In a pool of physicians, you occasionally find an exceptionally talented clinician for whom primary care is more like a calling than a job, a physician who could have been a radiologist (we have two of those) or some other narrow, high-paying specialist, but chose primary care because this was how that doctor wanted to spend his or her professional life. It’s someone who was driven to become a “real” doctor.
I feel fortunate at MedNorthwest, that after 15 years of recruiting, we have assembled such a workforce. However, our office skimming off the top 1% of primary care clinicians to do concierge medicine is not going to solve this problem on a population-wide basis. These gifted physicians eventually fill their practices, and then it’s game over for everyone else. Telling a typical primary care doc used to blasting through 20 patients a day to suddenly start practicing at our level is a nonstarter. The full scope of primary care, at MedNorthwest at least, managing complex internal medicine problems, performing skin biopsies, injecting all sorts of joints, doing bedside ultrasound, performing minor surgeries, managing mental health, overseeing and supervising the work of specialists, not referring every issue to another doctor, it’s a high bar. A broad scope of practice is one sign of an exceptional generalist in medicine, and a great personality doesn’t hurt either. But there are only so many doctors out there like that. And then you have to ask, what is the value proposition in concierge medicine if not done this way? Is it just getting an appointment?
This Problem Cannot be Fixed for Everyone Right Now
I understand how and why Dr. Hsiao and the RBRVS put us into this mess and destroyed the primary care workforce. Sure, I can solve the problem for a thousand patients at MedNorthwest who want to throw a few hundred bucks at it every month, but I can’t solve this problem for the rest of Seattle or the entire United States. It is going to take a generational change in how we develop and deploy the primary care workforce to fix what has been broken. It’s going to require elevating the skill and scope of practice in primary care so that it is not seen as a backwater specialty, ensuring that doctors have a reasonable workload and enough time to see and think about patients, and compensating doctors and specialists proportionate to their talent and work.
And there I am, back in 1975, squirming in my seat, bored to high hell, not understanding that the central control of a vast economy destroys wealth, quality, and service. Not understanding the impossibility of speaking out against the Soviet system, that even this play’s level of dissent was barely tolerated.

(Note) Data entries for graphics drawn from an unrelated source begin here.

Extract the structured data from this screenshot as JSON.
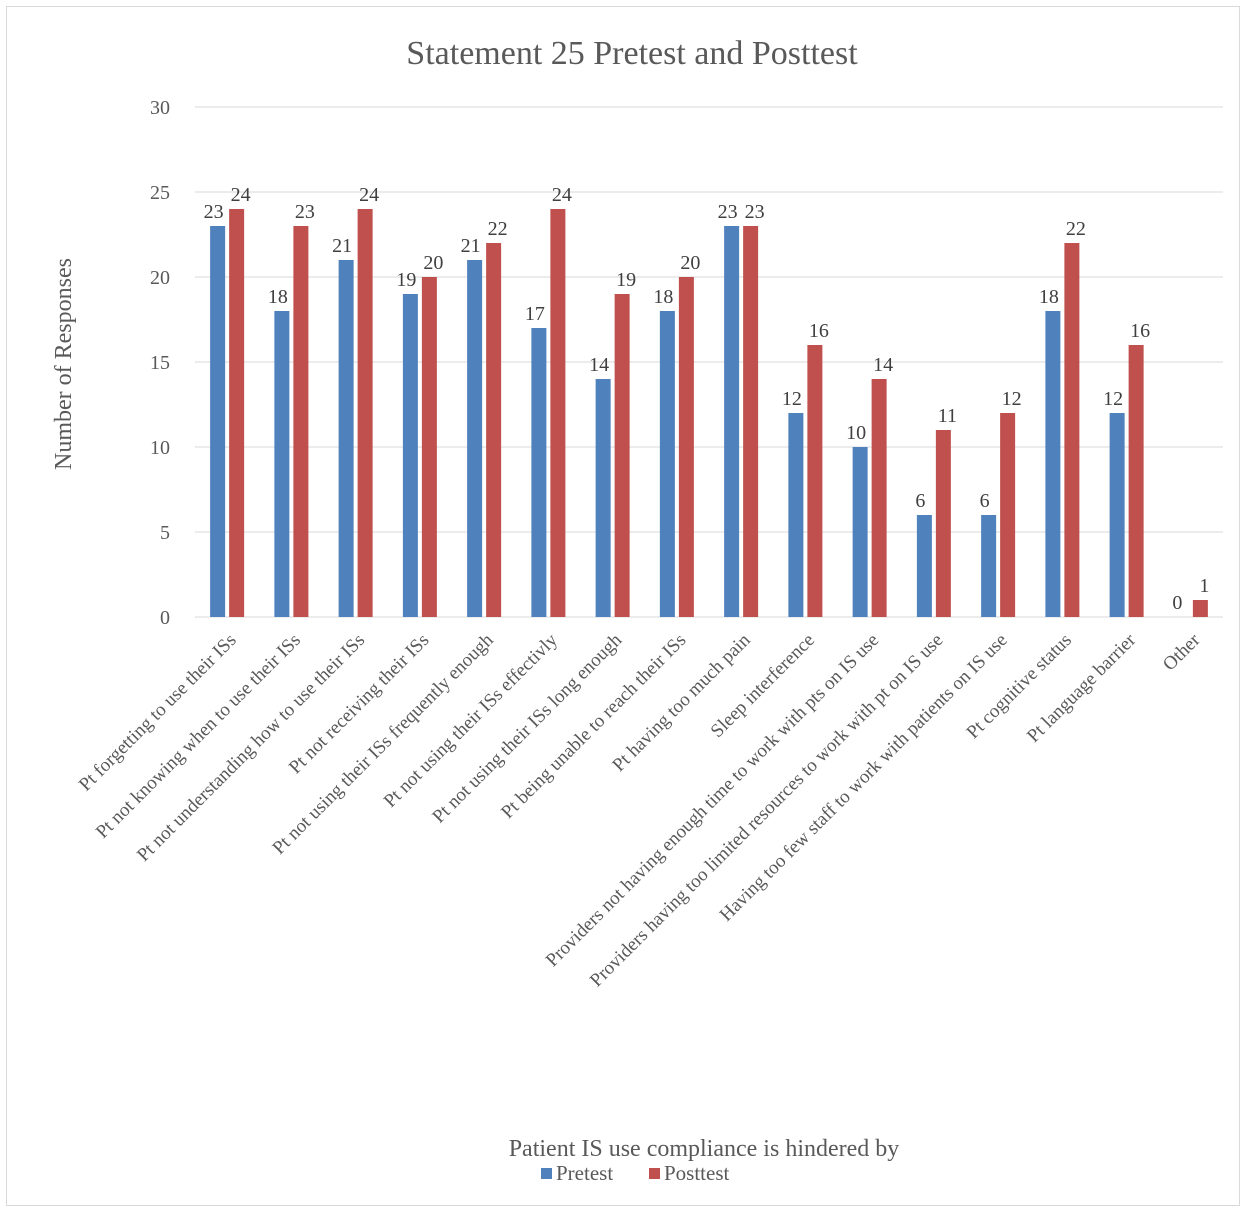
{
  "chart_data": {
    "type": "bar",
    "title": "Statement 25 Pretest and Posttest",
    "xlabel": "Patient IS use compliance is hindered by",
    "ylabel": "Number of Responses",
    "ylim": [
      0,
      30
    ],
    "yticks": [
      0,
      5,
      10,
      15,
      20,
      25,
      30
    ],
    "grid": true,
    "legend_position": "bottom",
    "categories": [
      "Pt forgetting to use their ISs",
      "Pt not knowing when to use their ISs",
      "Pt not understanding how to use their ISs",
      "Pt not receiving their ISs",
      "Pt not using their ISs frequently enough",
      "Pt not using their ISs effectivly",
      "Pt not using their ISs long enough",
      "Pt being unable to reach their ISs",
      "Pt having too much pain",
      "Sleep interference",
      "Providers not having enough time to work with pts on IS use",
      "Providers having too limited resources to work with pt on IS use",
      "Having too few staff to work with patients on IS use",
      "Pt cognitive status",
      "Pt language barrier",
      "Other"
    ],
    "series": [
      {
        "name": "Pretest",
        "color": "#4f81bd",
        "values": [
          23,
          18,
          21,
          19,
          21,
          17,
          14,
          18,
          23,
          12,
          10,
          6,
          6,
          18,
          12,
          0
        ]
      },
      {
        "name": "Posttest",
        "color": "#c0504d",
        "values": [
          24,
          23,
          24,
          20,
          22,
          24,
          19,
          20,
          23,
          16,
          14,
          11,
          12,
          22,
          16,
          1
        ]
      }
    ]
  }
}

Son of an entrepreneur, grandson of an entrepreneur, I stared at those actors flailing around the stage with their outsized, theatrical expressions of frustration and thought, “I don’t get it. If they have shortages and can’t run the government factory, why not just start your own factory and do it how you see fit?” Why not, indeed.
The opinions expressed in this article are solely those of Daniel S. Frank, MD and under no circumstances do they represent the official views or policies of MedNorthwest, well, unless you agree with them, in which case, sure, these are the official views and policies of MedNorthwest, a Washington Professional Limited Liability Company.